File data: the data that is associated to the file (excludes metadata)


  1. Array of bytes:
    • All the data in a file can be seen as an array of raw bytes
    • Each byte will have a unique offset
  2. Records:
    • File data is stored as a collection of records.
      • Each file has many records and each records has many bytes
    • Variant 1: fixed length records:
      • Each record has a fixed length
      • Structured as an array of fixed length record
      • Easily access a record by getting the offset in the record array
    • Variant 2: variable length records:
      • Each record can have different length

Access method:

  1. Sequential Access:
    • Access the bytes in the file data sequentially
    • Cannot skip a byte
  2. Random Access:
    • Can access any byte in the file data
    • Using Read(offset) or Seek(offset)
  3. Direct Access:
    • Randomly access any records directly

File operations

  • Open: prepare all the information needed for file. Must be used before any file operation
  • Create: new file created
  • Read: read data, usually starting from current position
  • Write: write data usually starting from current position
  • Repositioning aka seek: move the current position to a new location
  • Truncate: removes data between position to end of file

File Operation as System calls

Information needed for file operation:

  • File pointer: current location inside the file
  • Disk location: actual file location on disk
  • Open count: how many process has this file opened


  • What if two process open the same file?
  • What if process want to open many files?

Unix Implementation:

  • System-wide Open File Table (OS Level)
    • The OS maintains a global table of open files “context”
      • (klement: nobody uses context but it context seems like an apt description for it)
    • Table is shared among all processes
    • Each entry in the table represents an open file context
      • The permission, file location (offset), the pointer to the data (vnode)
      • If process A and process B open the same file, process A and process B will have its own entry.
  • File descriptor table (Process Level)
    • Each process maintains a file descriptor table
    • Each entry of the file descriptor table points to an entry in the System Open File table.
    • File descriptor: an index in the process’ file descriptor table. (ie stdout fd = 0, first entry in the file descriptor table)
    • Independent file descriptor table allow different processes to access files independently.
    • Forking:
      • When a process fork, the child process will inherit the file descriptor table of the parent
      • Each entry in the child and parent file descriptor table will point to the same entry in the system open file table.
      • This is the reason why forked children stdout to the same console as the parent.
  • vnode:
    • The OS also maintains a table for all open files
    • Each entry is an open file
      • Open file are contextless (no concept of offset in file) vnode
      • (klement: For unique file, there can only be one vnode entry?)
    • Contains pointer to inode (physical file) and information for the file

Reference Counting:

  • System wide open file table and vnode table use reference count to decide when to evict the entry
  • Process’ file descriptor table has a reference to system wide open file table
  • System wide open file table has reference to vnode table
  • OS uses reference counting to determine when there are no higher level table’s entries that refers to it.
  • Evict that entry once the reference count goes to 0.

More details: here

File System Implementation


  • Disk structure: a disk can be treated as a 1-D array of logical block
  • logical block: smallest accessible unit in the disk (usually 512b to 4kb)
  • disk sector: each logical block belongs to a disk sector
  • Master Boot Record (MBR): located at the start of sector 0
    • Stores the OS boot up information
  • Partition: after the MBR
    • Stores information on how the files are located and accessed

Problem: similar to memory allocation, file system face the problem of external fragmentation.

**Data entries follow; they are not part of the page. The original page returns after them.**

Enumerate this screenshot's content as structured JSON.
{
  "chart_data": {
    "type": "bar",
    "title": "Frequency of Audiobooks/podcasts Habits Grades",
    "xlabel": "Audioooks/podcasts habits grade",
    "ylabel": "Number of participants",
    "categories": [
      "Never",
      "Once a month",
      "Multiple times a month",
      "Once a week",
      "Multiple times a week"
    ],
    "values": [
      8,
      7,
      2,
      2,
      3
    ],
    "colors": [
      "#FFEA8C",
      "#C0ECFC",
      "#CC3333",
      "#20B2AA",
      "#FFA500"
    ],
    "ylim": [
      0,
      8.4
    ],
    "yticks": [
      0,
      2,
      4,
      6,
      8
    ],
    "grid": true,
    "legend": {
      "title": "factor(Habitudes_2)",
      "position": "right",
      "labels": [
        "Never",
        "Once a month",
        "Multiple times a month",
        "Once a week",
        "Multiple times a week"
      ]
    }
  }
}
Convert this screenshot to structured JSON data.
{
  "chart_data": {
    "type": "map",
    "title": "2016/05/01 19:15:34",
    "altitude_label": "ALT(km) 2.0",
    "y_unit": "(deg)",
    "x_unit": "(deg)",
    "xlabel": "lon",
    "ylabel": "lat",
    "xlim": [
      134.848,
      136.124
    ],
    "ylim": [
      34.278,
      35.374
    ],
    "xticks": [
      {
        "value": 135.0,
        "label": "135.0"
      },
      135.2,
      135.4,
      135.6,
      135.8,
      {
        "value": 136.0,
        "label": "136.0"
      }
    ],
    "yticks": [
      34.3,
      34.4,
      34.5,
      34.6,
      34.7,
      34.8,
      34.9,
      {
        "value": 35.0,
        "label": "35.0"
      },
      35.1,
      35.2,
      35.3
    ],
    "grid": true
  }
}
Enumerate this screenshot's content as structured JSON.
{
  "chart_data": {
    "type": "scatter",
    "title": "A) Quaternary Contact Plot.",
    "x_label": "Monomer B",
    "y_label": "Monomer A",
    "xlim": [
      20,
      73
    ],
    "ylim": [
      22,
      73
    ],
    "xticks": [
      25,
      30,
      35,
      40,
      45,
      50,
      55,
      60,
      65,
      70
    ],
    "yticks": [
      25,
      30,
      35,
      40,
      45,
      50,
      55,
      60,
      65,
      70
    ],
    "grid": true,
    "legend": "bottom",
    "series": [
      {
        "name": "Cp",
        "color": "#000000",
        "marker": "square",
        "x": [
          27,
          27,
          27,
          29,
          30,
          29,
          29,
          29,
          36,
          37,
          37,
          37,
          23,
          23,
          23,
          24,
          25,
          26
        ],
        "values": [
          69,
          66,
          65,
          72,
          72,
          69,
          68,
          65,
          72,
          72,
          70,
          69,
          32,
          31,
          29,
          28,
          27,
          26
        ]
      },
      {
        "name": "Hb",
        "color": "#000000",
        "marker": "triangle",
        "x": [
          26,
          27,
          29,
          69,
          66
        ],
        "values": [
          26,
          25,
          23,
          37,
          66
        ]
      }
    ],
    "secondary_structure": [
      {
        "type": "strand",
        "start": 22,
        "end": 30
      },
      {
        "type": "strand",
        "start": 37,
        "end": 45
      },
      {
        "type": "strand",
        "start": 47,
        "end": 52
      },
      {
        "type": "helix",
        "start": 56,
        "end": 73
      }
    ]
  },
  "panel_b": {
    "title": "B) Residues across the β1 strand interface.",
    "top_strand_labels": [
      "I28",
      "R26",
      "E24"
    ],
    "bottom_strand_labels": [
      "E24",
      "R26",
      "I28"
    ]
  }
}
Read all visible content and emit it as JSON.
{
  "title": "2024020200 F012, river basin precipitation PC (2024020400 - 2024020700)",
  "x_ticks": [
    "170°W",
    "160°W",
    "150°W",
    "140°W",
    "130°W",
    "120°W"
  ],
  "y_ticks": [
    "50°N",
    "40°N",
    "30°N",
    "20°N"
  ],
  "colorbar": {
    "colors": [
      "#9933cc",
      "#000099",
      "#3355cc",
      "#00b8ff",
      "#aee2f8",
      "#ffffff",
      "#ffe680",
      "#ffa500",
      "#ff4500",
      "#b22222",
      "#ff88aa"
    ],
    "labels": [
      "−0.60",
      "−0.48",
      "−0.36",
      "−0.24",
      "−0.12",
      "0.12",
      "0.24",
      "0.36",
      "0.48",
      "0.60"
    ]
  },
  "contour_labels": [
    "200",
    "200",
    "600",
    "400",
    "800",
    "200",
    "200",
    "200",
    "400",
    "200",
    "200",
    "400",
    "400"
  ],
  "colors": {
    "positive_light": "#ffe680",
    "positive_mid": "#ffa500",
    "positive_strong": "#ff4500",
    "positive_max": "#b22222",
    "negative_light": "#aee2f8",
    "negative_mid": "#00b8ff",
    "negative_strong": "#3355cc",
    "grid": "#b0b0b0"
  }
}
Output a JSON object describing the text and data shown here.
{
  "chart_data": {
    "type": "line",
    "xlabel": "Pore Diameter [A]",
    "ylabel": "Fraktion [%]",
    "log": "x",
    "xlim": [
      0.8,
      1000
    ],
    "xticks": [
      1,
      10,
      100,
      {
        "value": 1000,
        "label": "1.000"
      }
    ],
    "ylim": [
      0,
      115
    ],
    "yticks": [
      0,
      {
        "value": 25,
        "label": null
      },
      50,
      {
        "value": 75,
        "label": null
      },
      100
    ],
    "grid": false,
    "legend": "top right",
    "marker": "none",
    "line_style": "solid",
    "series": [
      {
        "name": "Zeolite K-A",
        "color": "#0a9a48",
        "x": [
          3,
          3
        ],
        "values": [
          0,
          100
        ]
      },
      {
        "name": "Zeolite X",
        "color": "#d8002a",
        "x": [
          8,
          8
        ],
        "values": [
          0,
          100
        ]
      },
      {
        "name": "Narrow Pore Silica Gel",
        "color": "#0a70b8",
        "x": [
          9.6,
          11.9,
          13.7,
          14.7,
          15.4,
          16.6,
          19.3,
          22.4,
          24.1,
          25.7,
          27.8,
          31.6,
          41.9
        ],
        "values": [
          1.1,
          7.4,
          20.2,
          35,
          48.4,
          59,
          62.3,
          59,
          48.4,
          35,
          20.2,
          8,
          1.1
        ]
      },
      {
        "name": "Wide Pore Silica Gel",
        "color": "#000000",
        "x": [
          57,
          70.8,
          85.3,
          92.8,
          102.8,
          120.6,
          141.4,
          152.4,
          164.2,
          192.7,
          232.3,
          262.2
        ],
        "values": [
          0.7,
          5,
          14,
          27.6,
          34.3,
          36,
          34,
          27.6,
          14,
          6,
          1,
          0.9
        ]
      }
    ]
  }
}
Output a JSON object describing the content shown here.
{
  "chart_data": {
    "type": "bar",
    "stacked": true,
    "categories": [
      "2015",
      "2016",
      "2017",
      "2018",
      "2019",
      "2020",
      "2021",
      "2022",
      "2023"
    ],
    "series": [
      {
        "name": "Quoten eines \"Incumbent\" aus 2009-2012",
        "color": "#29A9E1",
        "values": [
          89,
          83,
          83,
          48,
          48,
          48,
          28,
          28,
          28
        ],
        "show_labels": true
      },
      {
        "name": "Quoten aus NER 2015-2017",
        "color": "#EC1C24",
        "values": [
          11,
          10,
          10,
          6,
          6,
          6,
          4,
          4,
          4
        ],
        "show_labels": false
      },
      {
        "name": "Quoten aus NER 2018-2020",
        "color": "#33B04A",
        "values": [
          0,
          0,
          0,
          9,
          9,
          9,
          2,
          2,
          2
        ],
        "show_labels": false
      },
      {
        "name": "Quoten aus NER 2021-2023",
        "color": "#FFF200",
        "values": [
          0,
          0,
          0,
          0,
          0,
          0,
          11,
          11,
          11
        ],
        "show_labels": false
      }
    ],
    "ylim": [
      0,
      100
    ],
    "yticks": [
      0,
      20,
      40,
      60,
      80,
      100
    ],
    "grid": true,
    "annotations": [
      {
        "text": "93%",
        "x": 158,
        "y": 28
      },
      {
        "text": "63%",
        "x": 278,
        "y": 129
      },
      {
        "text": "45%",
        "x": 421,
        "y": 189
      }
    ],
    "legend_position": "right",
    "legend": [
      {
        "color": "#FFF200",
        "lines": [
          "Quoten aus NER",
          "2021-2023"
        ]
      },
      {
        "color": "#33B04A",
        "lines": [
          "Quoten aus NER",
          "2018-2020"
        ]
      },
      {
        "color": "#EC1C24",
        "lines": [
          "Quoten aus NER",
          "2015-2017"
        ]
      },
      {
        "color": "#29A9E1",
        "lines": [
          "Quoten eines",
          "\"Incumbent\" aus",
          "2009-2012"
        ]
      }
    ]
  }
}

  • Should the blocks be contiguous or non-contiguous?
  • (klement: Internal fragmentation is not really a problem as it is restricted by the logical block size)

Naive solutions:

  • Linked List:
    • Each file will have a head block and each block will contain a pointer to the next block.
    • Random Access: O(N)
    • Can be optimised by having the block pointers loaded in memory (still O(N)).
  • Direct indexing:
    • Each file will have a special index block
    • Index block will contain an array of pointers to all the blocks that belongs to the file.
    • Cons: the file size is limited by the maximum size of the array in a logical block.
    • Can be optimised using multi level table (similar to multi level paging)

Unix Solution

Combine Scheme: uses both direct indexing and multi-level scheme

  • Each inode has 15 blocks
  • 0 - 11 blocks: direct pointers
    • direct pointers are actual data on disk
  • 12 block: single pointer
    • contains an array of direct pointers (direct indexing)
  • 13 block: double indirect
    • points to an array of single pointers
  • 14 block: triple indirect
    • points to an array of double indirect